Se lembrou da primeira vez em que colocou os pés em uma igreja. Sua vó era uma devota, e mesmo sabendo que para o menino de apenas 9 anos não existiam milagres que pudesse o fazer acreditar em deus, ela ainda insistiu alegando que já estava velha e precisava de companhia para ir e voltar em segurança, ele nunca diria não pra a mulher que o criou. Sentava ao seu lado e observada cada detalhe do que podia, como a mulher chorando ao seu lado e rezando pra quero marido não descobrisse a traição, também tinha o casal da frente que pediu ao tal deus misericordioso que não levasse o bebê recém nascido deles que estava entubado no hospital. Como podia acreditar em algo que não via? Como acreditar que algo tão bom existia em um mundo tão cheio de crueldades? Certamente se fosse deus ele teria criado um mundo melhor. "Mas ele nos deus livre arbítrio.", bobeira, aquilo soava como desculpa. Qualquer ação tem reação, por que eu deveria me culpar por isso?, era assim que ele pensava.
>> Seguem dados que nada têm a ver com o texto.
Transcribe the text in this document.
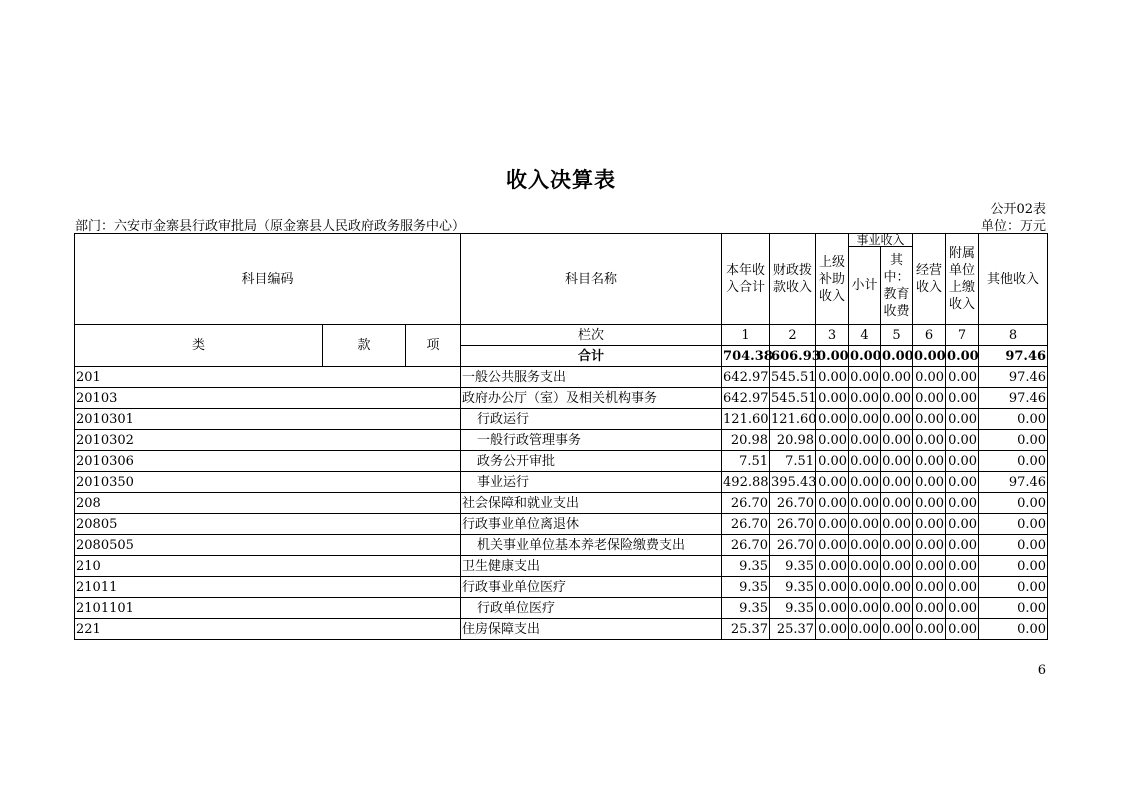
收入决算表
公开02表
部门：六安市金寨县行政审批局（原金寨县人民政府政务服务中心）	单位：万元
科目编码			科目名称	本年收入合计	财政拨款收入	上级补助收入	事业收入		经营收入	附属单位上缴收入	其他收入
							小计	其中：教育收费			
类	款	项	栏次	1	2	3	4	5	6	7	8
			合计	704.38	606.93	0.00	0.00	0.00	0.00	0.00	97.46
201			一般公共服务支出	642.97	545.51	0.00	0.00	0.00	0.00	0.00	97.46
20103			政府办公厅（室）及相关机构事务	642.97	545.51	0.00	0.00	0.00	0.00	0.00	97.46
2010301			行政运行	121.60	121.60	0.00	0.00	0.00	0.00	0.00	0.00
2010302			一般行政管理事务	20.98	20.98	0.00	0.00	0.00	0.00	0.00	0.00
2010306			政务公开审批	7.51	7.51	0.00	0.00	0.00	0.00	0.00	0.00
2010350			事业运行	492.88	395.43	0.00	0.00	0.00	0.00	0.00	97.46
208			社会保障和就业支出	26.70	26.70	0.00	0.00	0.00	0.00	0.00	0.00
20805			行政事业单位离退休	26.70	26.70	0.00	0.00	0.00	0.00	0.00	0.00
2080505			机关事业单位基本养老保险缴费支出	26.70	26.70	0.00	0.00	0.00	0.00	0.00	0.00
210			卫生健康支出	9.35	9.35	0.00	0.00	0.00	0.00	0.00	0.00
21011			行政事业单位医疗	9.35	9.35	0.00	0.00	0.00	0.00	0.00	0.00
2101101			行政单位医疗	9.35	9.35	0.00	0.00	0.00	0.00	0.00	0.00
221			住房保障支出	25.37	25.37	0.00	0.00	0.00	0.00	0.00	0.00
6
Olhou para a esquerda e viu a cabine de madeira escura com duas entradas, o confessionário. Sua vó o fez entrar e falar "Me perdoe padre, pois eu pequei."

— Mas por que eu preciso falar isso? Eu não fiz nada. — estava emburrado, não havia feito nada de mal, era um bom menino, apenas não acreditava em deus. E seu pai havia o ensinado que desculpas se pede diretamente pra a pessoa com quem fizemos algo, por que ele deveria pedir para um terceiro? Aquilo não fazia sentido

— Oh, meu querido, neto. Por favor. Sua vó está ficando velha, faça o desejo dela ao menos uma vez, você tem sido tão bonzinho comigo. — ele assentiu

Sentou-se no banco revestido por um pano em camurça vermelho, o ambiente era escuro e cheirava a madeira pura, a divisória tinha uma espécie de janelinha com a madeira trançada, onde só conseguia ver o desenho do padre e não muito seu rosto, acreditou que pra ele era a mesma coisa.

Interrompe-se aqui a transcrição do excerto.